Herath's retirement at Galle, the venue where he has 99 wickets to date, also brings to an end Test Cricket's connect to the 20th century as the man is the only active cricketer who made his Test debut in the previous century. However, all is not gloom. Not for the number nerds at least, as Herath's retirement at Galle creates a unique triplet and hands Sri Lankan a rather sophisticated statistical record.

Herath, who has played 92 Tests to date, will end his career with 93 Tests to his name - the same as fellow Sri Lankan legends Arjuna Ranatunga and Arvinda de Silva, making 93 the highest number of Tests on which at least 3 Sri Lankans have ended their career. The current record is a measly 23 Tests- the mark at which the careers of Ravindra Pushpakumara, Rumesh Ratnayake, and Sidath Wettimuny ended.

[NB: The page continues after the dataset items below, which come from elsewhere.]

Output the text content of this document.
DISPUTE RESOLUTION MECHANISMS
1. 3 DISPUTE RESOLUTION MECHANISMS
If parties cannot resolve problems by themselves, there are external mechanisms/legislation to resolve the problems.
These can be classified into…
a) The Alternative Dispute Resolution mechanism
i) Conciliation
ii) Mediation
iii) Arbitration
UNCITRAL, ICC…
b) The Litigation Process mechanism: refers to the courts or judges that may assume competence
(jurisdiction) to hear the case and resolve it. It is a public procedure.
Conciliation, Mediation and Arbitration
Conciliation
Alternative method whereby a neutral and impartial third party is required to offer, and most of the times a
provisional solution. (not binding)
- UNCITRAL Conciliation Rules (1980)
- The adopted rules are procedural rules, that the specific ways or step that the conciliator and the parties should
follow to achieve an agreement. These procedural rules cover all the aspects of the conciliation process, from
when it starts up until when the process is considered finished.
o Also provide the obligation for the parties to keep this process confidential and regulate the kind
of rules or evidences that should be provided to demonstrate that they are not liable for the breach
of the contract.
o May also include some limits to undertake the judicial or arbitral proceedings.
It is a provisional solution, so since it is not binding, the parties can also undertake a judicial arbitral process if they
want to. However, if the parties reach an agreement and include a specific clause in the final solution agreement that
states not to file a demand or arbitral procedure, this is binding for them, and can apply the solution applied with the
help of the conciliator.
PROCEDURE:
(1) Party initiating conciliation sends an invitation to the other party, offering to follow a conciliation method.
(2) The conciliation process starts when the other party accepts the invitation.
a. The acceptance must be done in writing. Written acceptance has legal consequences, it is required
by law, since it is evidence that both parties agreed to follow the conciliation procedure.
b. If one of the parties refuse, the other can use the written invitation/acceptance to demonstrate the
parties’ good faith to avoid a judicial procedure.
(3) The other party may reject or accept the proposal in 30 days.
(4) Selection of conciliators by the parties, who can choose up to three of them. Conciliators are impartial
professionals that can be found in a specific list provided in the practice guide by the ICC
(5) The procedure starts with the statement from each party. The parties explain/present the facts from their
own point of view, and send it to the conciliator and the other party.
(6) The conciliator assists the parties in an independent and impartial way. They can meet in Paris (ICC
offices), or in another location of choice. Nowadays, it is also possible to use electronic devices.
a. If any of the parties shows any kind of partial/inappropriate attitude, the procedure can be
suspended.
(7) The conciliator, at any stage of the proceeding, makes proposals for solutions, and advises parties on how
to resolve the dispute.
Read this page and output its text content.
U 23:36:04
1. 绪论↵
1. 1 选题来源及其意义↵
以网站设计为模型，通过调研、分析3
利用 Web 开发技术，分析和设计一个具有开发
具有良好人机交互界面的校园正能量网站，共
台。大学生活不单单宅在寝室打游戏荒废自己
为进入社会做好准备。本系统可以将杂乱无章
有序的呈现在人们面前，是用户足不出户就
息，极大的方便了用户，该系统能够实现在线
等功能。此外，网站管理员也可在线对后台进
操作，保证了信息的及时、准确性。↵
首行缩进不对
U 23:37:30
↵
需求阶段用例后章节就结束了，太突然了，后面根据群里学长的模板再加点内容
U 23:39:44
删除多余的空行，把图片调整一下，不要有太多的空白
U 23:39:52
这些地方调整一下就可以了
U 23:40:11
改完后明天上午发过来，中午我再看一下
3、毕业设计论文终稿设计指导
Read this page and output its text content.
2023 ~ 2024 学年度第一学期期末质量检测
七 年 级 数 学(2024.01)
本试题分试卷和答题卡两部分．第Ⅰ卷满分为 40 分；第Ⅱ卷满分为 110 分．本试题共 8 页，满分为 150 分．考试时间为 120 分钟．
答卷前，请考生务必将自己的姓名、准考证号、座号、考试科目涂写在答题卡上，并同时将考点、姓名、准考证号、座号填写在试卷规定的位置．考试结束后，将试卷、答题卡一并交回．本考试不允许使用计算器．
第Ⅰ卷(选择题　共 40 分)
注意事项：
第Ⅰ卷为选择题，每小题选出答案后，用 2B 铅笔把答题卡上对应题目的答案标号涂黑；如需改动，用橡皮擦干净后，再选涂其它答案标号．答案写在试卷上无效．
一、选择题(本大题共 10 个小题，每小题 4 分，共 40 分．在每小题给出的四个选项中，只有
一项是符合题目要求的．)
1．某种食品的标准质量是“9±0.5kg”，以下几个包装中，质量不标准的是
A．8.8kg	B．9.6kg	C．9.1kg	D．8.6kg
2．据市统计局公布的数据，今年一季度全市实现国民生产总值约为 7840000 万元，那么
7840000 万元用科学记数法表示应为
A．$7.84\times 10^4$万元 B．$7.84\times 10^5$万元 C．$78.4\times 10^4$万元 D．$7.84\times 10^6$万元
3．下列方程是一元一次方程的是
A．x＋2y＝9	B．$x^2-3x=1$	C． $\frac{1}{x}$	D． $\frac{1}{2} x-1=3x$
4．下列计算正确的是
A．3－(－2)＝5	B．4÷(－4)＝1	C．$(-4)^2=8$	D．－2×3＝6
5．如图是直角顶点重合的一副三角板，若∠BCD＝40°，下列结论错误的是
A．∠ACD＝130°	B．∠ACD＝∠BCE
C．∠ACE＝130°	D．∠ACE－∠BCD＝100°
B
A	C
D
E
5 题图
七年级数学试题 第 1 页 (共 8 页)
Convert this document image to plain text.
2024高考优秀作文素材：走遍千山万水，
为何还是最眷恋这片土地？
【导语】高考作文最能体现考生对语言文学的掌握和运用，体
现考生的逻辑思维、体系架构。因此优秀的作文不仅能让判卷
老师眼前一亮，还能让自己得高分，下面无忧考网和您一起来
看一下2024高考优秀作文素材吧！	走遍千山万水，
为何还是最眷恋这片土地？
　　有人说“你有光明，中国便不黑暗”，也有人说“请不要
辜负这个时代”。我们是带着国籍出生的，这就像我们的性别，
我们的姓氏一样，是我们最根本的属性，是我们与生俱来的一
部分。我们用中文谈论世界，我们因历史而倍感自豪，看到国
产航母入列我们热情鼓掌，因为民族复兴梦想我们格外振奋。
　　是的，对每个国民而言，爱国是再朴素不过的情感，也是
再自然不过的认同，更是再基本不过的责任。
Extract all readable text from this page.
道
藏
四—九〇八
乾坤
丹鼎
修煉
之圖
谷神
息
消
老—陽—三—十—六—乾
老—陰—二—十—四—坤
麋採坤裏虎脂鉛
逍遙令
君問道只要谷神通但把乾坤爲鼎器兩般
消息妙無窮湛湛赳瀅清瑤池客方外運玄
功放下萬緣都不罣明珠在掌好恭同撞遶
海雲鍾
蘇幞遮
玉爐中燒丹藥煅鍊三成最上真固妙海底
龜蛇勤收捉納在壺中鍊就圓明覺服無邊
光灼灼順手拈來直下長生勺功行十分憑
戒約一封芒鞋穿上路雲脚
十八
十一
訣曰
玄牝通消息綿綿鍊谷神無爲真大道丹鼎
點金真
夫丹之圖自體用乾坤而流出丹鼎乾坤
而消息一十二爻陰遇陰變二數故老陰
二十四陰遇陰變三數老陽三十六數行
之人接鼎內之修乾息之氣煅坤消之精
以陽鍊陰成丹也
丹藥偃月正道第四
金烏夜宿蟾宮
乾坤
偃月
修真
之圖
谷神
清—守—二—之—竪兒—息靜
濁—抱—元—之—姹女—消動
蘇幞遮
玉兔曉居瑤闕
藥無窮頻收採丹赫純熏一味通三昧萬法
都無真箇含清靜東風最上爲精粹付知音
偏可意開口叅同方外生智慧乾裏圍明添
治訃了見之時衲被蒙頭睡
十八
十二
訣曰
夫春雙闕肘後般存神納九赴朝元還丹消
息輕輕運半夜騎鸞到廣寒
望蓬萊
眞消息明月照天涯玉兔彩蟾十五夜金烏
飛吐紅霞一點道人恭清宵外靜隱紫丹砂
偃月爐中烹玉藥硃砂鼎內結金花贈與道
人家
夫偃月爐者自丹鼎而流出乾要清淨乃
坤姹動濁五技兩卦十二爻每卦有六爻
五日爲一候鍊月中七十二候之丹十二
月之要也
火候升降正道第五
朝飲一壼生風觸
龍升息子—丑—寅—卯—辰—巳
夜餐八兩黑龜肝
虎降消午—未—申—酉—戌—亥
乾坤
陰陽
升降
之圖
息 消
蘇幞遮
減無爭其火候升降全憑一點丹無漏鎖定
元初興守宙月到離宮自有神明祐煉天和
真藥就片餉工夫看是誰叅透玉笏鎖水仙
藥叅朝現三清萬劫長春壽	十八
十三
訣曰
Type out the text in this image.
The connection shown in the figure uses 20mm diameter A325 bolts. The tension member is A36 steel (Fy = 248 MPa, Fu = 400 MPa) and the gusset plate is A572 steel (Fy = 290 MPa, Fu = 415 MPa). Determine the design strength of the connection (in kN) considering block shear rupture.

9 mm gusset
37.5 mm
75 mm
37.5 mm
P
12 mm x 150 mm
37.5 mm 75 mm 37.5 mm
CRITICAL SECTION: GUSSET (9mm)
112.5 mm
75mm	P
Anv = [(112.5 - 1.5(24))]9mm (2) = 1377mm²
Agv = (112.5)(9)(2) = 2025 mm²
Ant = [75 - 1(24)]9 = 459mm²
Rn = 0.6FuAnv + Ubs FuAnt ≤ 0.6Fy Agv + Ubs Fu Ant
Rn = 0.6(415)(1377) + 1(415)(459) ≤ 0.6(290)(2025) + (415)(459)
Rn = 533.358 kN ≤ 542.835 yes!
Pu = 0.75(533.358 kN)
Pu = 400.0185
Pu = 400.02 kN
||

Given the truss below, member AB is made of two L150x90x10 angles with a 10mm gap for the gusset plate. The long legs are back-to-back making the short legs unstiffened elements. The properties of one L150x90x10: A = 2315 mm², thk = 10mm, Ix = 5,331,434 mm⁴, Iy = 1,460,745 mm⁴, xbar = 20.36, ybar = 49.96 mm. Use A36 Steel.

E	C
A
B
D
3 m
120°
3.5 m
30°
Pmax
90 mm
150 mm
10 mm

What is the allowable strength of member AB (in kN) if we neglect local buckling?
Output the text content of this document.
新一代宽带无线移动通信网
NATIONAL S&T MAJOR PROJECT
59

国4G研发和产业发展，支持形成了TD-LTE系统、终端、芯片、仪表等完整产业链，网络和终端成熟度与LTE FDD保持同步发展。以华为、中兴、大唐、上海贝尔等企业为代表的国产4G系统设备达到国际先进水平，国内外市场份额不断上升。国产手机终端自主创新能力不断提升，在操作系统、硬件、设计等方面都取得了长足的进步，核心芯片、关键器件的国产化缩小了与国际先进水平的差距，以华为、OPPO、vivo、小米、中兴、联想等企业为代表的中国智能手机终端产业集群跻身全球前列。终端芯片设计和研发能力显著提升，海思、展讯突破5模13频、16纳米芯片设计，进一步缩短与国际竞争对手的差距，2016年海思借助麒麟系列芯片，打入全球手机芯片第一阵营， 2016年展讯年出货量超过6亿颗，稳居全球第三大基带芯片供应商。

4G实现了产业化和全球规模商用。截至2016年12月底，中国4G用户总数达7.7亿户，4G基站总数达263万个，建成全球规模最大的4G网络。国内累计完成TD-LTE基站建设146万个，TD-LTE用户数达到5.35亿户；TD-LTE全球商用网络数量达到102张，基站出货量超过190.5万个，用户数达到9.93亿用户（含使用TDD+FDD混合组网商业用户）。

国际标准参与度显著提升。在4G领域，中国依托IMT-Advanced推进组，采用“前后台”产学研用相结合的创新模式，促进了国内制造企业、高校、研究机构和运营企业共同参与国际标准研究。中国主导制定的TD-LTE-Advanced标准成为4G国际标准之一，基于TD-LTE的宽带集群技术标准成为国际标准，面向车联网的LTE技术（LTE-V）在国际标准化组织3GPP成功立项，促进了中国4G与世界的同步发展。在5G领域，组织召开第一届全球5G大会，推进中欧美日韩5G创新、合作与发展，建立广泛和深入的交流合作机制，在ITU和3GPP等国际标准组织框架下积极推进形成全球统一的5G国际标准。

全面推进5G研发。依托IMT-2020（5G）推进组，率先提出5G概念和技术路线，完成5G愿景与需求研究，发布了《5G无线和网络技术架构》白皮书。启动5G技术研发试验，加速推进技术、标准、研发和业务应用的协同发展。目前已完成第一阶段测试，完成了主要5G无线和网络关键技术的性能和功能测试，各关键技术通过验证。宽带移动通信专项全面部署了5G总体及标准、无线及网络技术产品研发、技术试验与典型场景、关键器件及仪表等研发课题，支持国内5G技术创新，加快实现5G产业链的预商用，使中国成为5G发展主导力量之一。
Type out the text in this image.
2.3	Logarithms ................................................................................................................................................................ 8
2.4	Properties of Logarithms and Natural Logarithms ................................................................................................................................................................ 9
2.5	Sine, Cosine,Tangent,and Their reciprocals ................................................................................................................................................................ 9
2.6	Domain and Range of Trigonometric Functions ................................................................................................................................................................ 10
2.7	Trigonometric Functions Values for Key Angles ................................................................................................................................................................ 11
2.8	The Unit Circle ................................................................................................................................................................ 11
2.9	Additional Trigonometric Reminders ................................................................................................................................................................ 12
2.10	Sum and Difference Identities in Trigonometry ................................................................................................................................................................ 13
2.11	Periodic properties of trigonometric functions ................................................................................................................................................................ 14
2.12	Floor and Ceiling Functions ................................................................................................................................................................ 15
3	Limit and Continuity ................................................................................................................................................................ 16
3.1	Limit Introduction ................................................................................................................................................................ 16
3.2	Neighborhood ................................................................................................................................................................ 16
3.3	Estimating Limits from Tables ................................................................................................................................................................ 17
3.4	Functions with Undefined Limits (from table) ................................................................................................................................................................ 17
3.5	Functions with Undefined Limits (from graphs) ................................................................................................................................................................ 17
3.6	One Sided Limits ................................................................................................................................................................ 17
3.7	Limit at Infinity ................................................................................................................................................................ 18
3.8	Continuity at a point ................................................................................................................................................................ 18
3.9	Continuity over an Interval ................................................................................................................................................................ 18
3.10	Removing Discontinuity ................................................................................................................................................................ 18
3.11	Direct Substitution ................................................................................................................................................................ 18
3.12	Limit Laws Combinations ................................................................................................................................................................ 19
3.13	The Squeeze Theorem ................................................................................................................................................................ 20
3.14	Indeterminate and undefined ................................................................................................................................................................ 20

If we expand our search to the entire cricketing fraternity, the record is 118 Tests- played by the trio Ian Bell, Graham Gooch and Younis Khan. However, if we were to look at the highest number of Tests for which 3 or more players from the same country ended their career, the 93 of the Sri Lankan trio would take the cake. The current record is 79, on which a staggering 5 English players- Mike Gatting, Len Hutton, Matt Prior, Alan Lamb, and Tom Graveney, ended their careers.